Expeditionary Learning (EL) is an acclaimed national model for school reform that emphasizes high achievement through learning that is active, challenging, meaningful, public and collaborative. The EL Network has over 160 schools, including Presumpscot Elementary and King Middle School. Please visit elschools.org for more information. In 2006, Portland became the nation's first city with a K-12 Expeditionary Learning option for its children. Since 2011, Casco Bay has been one of Expeditionary Learning's twenty “Mentor Schools.”
“Expeditionary Learning’s Mentor Schools stand shoulder to shoulder with some of the highest performing schools in the nation because of their students’ academic achievement, college readiness skills, and deep engagement in learning.”
~Scott Hartl, President and CEO of Expeditionary Learning
Expeditionary Learning Design Principles
Expeditionary Learning harnesses the natural passion to learn and is a powerful method for developing the curiosity, skills, knowledge and courage needed both to imagine a better world and to work toward realizing it. Expeditionary Learning is built on ten design principles that reflect the educational values and beliefs of Kurt Hahn, the founder of Outward Bound:
1. The Primacy of Self-Discovery: Learning happens best with emotion, challenge and the requisite support. In EL schools, students undertake tasks that require perseverance, fitness, craftsmanship, imagination, self-discipline, and significant achievement. A teacher's primary task is to help students discover they can do more than they think they can.
2. The Having of Wonderful Ideas: Teaching in Expeditionary Learning schools fosters curiosity about the world by creating learning situations that provide something important to think about, time to experiment, and time to make sense of what is observed.
3. The Responsibility for Learning: Everyone learns both individually and as part of a group. Every aspect of an Expeditionary Learning school encourages both children and adults to become increasingly responsible for directing their own personal and collective learning.
4. Empathy and Caring: Learning is fostered best in communities where students' and teachers' ideas are respected and where there is mutual trust. Learning groups are small in EL schools, with a caring adult looking after the progress and acting as an advocate for each child. Older students mentor younger ones, and students feel physically and emotionally safe.
5. Success and Failure: All students need to be successful if they are to build the confidence and capacity to take risks and meet increasingly difficult challenges. But it is also important for students to learn from their failures, to persevere when things are hard, and to learn to turn disabilities into opportunities.
6. Collaboration and Competition: Individual development and group development are integrated so that the value of friendship, trust, and group action is clear. Students are encouraged to compete not against each other, but with personal bests and with standards of excellence.

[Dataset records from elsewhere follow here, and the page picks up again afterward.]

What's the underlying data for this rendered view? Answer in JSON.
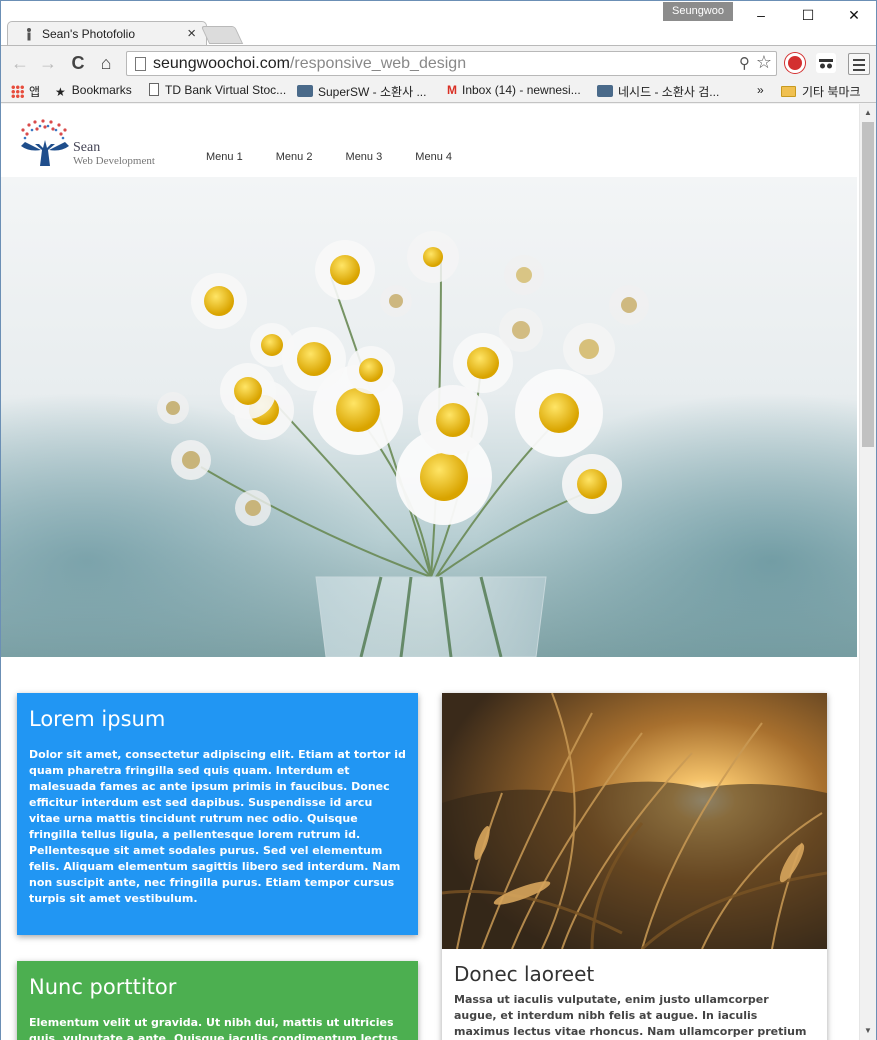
{
  "browser": {
    "tab_title": "Sean's Photofolio",
    "tab_close": "×",
    "profile_name": "Seungwoo",
    "window_controls": {
      "minimize": "–",
      "maximize": "☐",
      "close": "✕"
    },
    "url_host": "seungwoochoi.com",
    "url_path": "/responsive_web_design",
    "icons": {
      "back": "←",
      "forward": "→",
      "reload": "C",
      "home": "⌂",
      "zoom": "⚲",
      "star": "☆"
    }
  },
  "bookmarks": {
    "items": [
      {
        "label": "앱",
        "icon": "apps-grid"
      },
      {
        "label": "Bookmarks",
        "icon": "star"
      },
      {
        "label": "TD Bank Virtual Stoc...",
        "icon": "page"
      },
      {
        "label": "SuperSW - 소환사 ...",
        "icon": "opgg"
      },
      {
        "label": "Inbox (14) - newnesi...",
        "icon": "gmail"
      },
      {
        "label": "네시드 - 소환사 검...",
        "icon": "opgg"
      }
    ],
    "overflow": "»",
    "other_folder": "기타 북마크"
  },
  "site": {
    "logo_name": "Sean",
    "logo_subtitle": "Web Development",
    "nav": [
      "Menu 1",
      "Menu 2",
      "Menu 3",
      "Menu 4"
    ]
  },
  "cards": {
    "blue": {
      "title": "Lorem ipsum",
      "text": "Dolor sit amet, consectetur adipiscing elit. Etiam at tortor id quam pharetra fringilla sed quis quam. Interdum et malesuada fames ac ante ipsum primis in faucibus. Donec efficitur interdum est sed dapibus. Suspendisse id arcu vitae urna mattis tincidunt rutrum nec odio. Quisque fringilla tellus ligula, a pellentesque lorem rutrum id. Pellentesque sit amet sodales purus. Sed vel elementum felis. Aliquam elementum sagittis libero sed interdum. Nam non suscipit ante, nec fringilla purus. Etiam tempor cursus turpis sit amet vestibulum.",
      "color": "#2196f3"
    },
    "green": {
      "title": "Nunc porttitor",
      "text": "Elementum velit ut gravida. Ut nibh dui, mattis ut ultricies quis, vulputate a ante. Quisque iaculis condimentum lectus eu",
      "color": "#4caf50"
    },
    "photo": {
      "title": "Donec laoreet",
      "text": "Massa ut iaculis vulputate, enim justo ullamcorper augue, et interdum nibh felis at augue. In iaculis maximus lectus vitae rhoncus. Nam ullamcorper pretium consequat. Integer"
    }
  }
}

7. Diversity and Inclusion: Both diversity and inclusion increase the richness of ideas, creative power, problem-solving ability, and respect for others. In Expeditionary Learning schools, students investigate and value their different histories and talents as well as those of other communities and cultures. Schools and learning groups are heterogeneous.
8. The Natural World: A direct and respectful relationship with the natural world refreshes the human spirit and teaches the important ideas of recurring cycles and cause and effect. Students learn to become stewards of the earth and of future generations.
9. Solitude and Reflection: Students and teachers need time alone to explore their own thoughts, make their own connections and create their own ideas. They also need time to exchange their reflections with other students and with adults.
10. Service and Compassion: We are crew, not passengers. Students and teachers are strengthened by acts of consequential service to others, and one of an EL school's primary functions is to prepare students with the attitudes and skills to learn from and be of service.